Hunt pled no contest to two misdemeanor charges of battery, two counts of interference with child custody and one count of contributing to the dependency of a child.
A charge of transmitting materials contributing to the dependency of a child was dropped.
Hunt appeared in court wearing a black blazer over her orange jail-issued jumpsuit and quietly responded to Judge Pegg’s questions with “Yes, sir” or “No, sir.” She made no other comments in court.
“We are certainly glad it’s over,” said Attorney Charles Sullivan Jr., who represents the underage girlfriend’s family.
When asked how the now-15-year-old is doing, her mother said, “She’s coping.”
“We’re thankful to reach a satisfactory and fair agreement,” Sullivan said, adding, “We think it’s fair. We think it’s appropriate.
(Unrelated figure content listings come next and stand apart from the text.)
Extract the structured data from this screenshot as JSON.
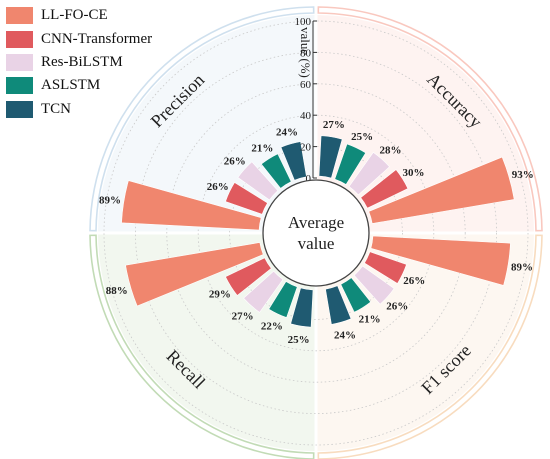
{
  "chart_data": {
    "type": "bar",
    "layout": "radial",
    "center_label": [
      "Average",
      "value"
    ],
    "radial_axis": {
      "label": "value (%)",
      "range": [
        0,
        100
      ],
      "ticks": [
        "0",
        "20",
        "40",
        "60",
        "80",
        "100"
      ]
    },
    "categories": [
      "Accuracy",
      "F1 score",
      "Recall",
      "Precision"
    ],
    "sector_colors": {
      "Accuracy": "#f9c8bf",
      "F1 score": "#f8dcbf",
      "Recall": "#c2dbb6",
      "Precision": "#cfe0ee"
    },
    "series": [
      {
        "name": "LL-FO-CE",
        "color": "#f0866e",
        "values": [
          93,
          89,
          88,
          89
        ],
        "labels": [
          "93%",
          "89%",
          "88%",
          "89%"
        ]
      },
      {
        "name": "CNN-Transformer",
        "color": "#e05a5e",
        "values": [
          30,
          26,
          29,
          26
        ],
        "labels": [
          "30%",
          "26%",
          "29%",
          "26%"
        ]
      },
      {
        "name": "Res-BiLSTM",
        "color": "#e9d3e6",
        "values": [
          28,
          26,
          27,
          26
        ],
        "labels": [
          "28%",
          "26%",
          "27%",
          "26%"
        ]
      },
      {
        "name": "ASLSTM",
        "color": "#0f8a7a",
        "values": [
          25,
          21,
          22,
          21
        ],
        "labels": [
          "25%",
          "21%",
          "22%",
          "21%"
        ]
      },
      {
        "name": "TCN",
        "color": "#1f5a71",
        "values": [
          27,
          24,
          25,
          24
        ],
        "labels": [
          "27%",
          "24%",
          "25%",
          "24%"
        ]
      }
    ]
  }
}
She (Hunt) can redeem herself.”
Hunt’s attorney, Graves, said outside the courtroom that she’d rather have gone to trial than accept the plea deal.
“I would have loved to have gone to trial and cleared a few things up,” Graves said, “but it was too big a risk.”
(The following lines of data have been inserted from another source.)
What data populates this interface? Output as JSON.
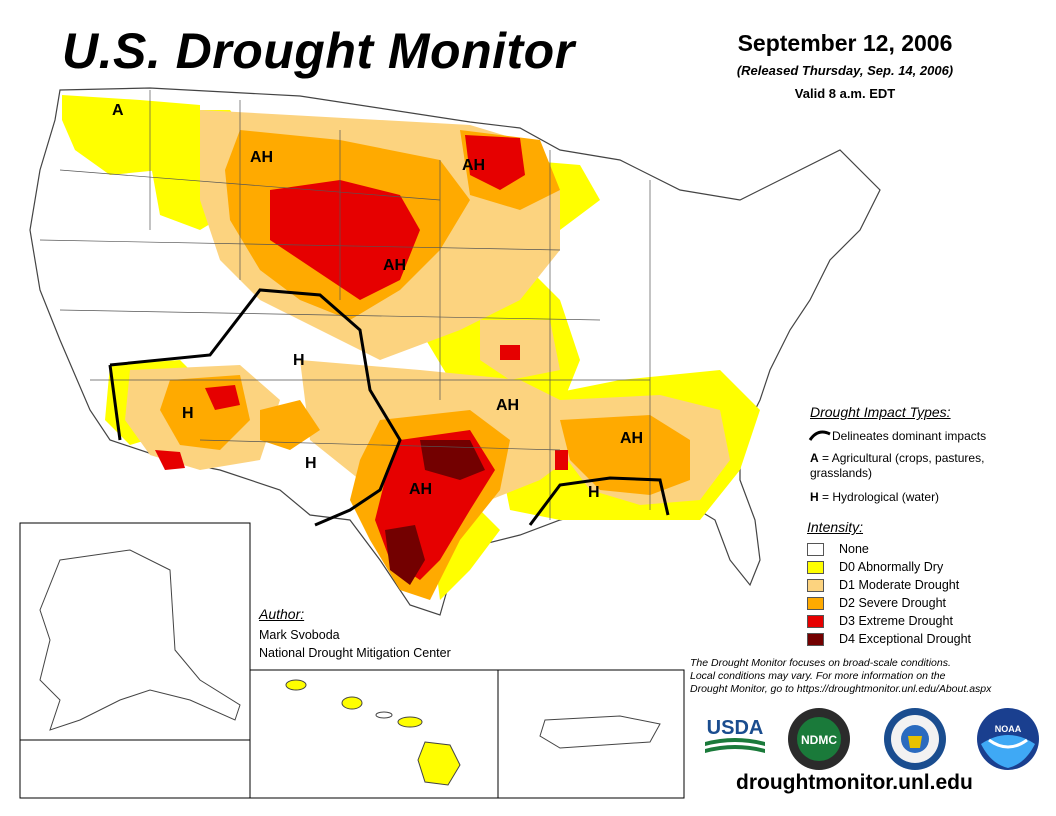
{
  "header": {
    "title": "U.S. Drought Monitor",
    "date": "September 12, 2006",
    "released": "(Released Thursday, Sep. 14, 2006)",
    "valid": "Valid 8 a.m. EDT"
  },
  "impact_types": {
    "heading": "Drought Impact Types:",
    "boundary_label": "Delineates dominant impacts",
    "agricultural_symbol": "A",
    "agricultural_text": "= Agricultural (crops, pastures, grasslands)",
    "hydrological_symbol": "H",
    "hydrological_text": "= Hydrological (water)"
  },
  "intensity": {
    "heading": "Intensity:",
    "levels": [
      {
        "label": "None",
        "color": "#ffffff"
      },
      {
        "label": "D0 Abnormally Dry",
        "color": "#ffff00"
      },
      {
        "label": "D1 Moderate Drought",
        "color": "#fcd37f"
      },
      {
        "label": "D2 Severe Drought",
        "color": "#ffaa00"
      },
      {
        "label": "D3 Extreme Drought",
        "color": "#e60000"
      },
      {
        "label": "D4 Exceptional Drought",
        "color": "#730000"
      }
    ]
  },
  "author": {
    "heading": "Author:",
    "name": "Mark Svoboda",
    "organization": "National Drought Mitigation Center"
  },
  "note": {
    "line1": "The Drought Monitor focuses on broad-scale conditions.",
    "line2": "Local conditions may vary. For more information on the",
    "line3": "Drought Monitor, go to https://droughtmonitor.unl.edu/About.aspx"
  },
  "map_labels": [
    {
      "text": "A",
      "region": "washington"
    },
    {
      "text": "AH",
      "region": "montana"
    },
    {
      "text": "AH",
      "region": "minnesota"
    },
    {
      "text": "AH",
      "region": "south-dakota-nebraska"
    },
    {
      "text": "H",
      "region": "colorado-utah"
    },
    {
      "text": "H",
      "region": "arizona"
    },
    {
      "text": "H",
      "region": "new-mexico"
    },
    {
      "text": "AH",
      "region": "oklahoma-arkansas"
    },
    {
      "text": "AH",
      "region": "texas"
    },
    {
      "text": "AH",
      "region": "georgia"
    },
    {
      "text": "H",
      "region": "gulf-coast"
    }
  ],
  "logos": {
    "usda": "USDA",
    "ndmc": "NDMC",
    "commerce": "seal-icon",
    "noaa": "NOAA"
  },
  "footer": {
    "url": "droughtmonitor.unl.edu"
  }
}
Hunt’s parents reacted to the latest developments outside the courtroom.
“I have so many emotions,” Hunt’s mother, Kelley Hunt Smith, said. “This was Kate’s decision…I support her.”
Smith said she didn’t necessarily agree with the plea deal but could understand her daughter’s desire to move on.
Her step-father, Charles Smith, said the hardest part of the entire ordeal has been “losing our daughter. Our daughter is sitting in jail.”
He said the plea deal was the lesser of two evils.
“She’s just a kid,” Smith said.
Hunt’s mom contends that her daughter never should have been arrested to begin with given that “they’re kids.”
“I understand the law,” she said, but there was no malice, no intent, no manipulation on her daughter’s part.
“They made bad choices together,” Hunt Smith said her daughter and the underage girl.
She said she plans to fight the Florida law that, she says, is antiquated – a law that allows for those 18 and older to be arrested for having sexual relations with minors. She said the law was meant to save children from adult predators – not from high school relationships.
“You might as well turn high schools into prisons,” she said.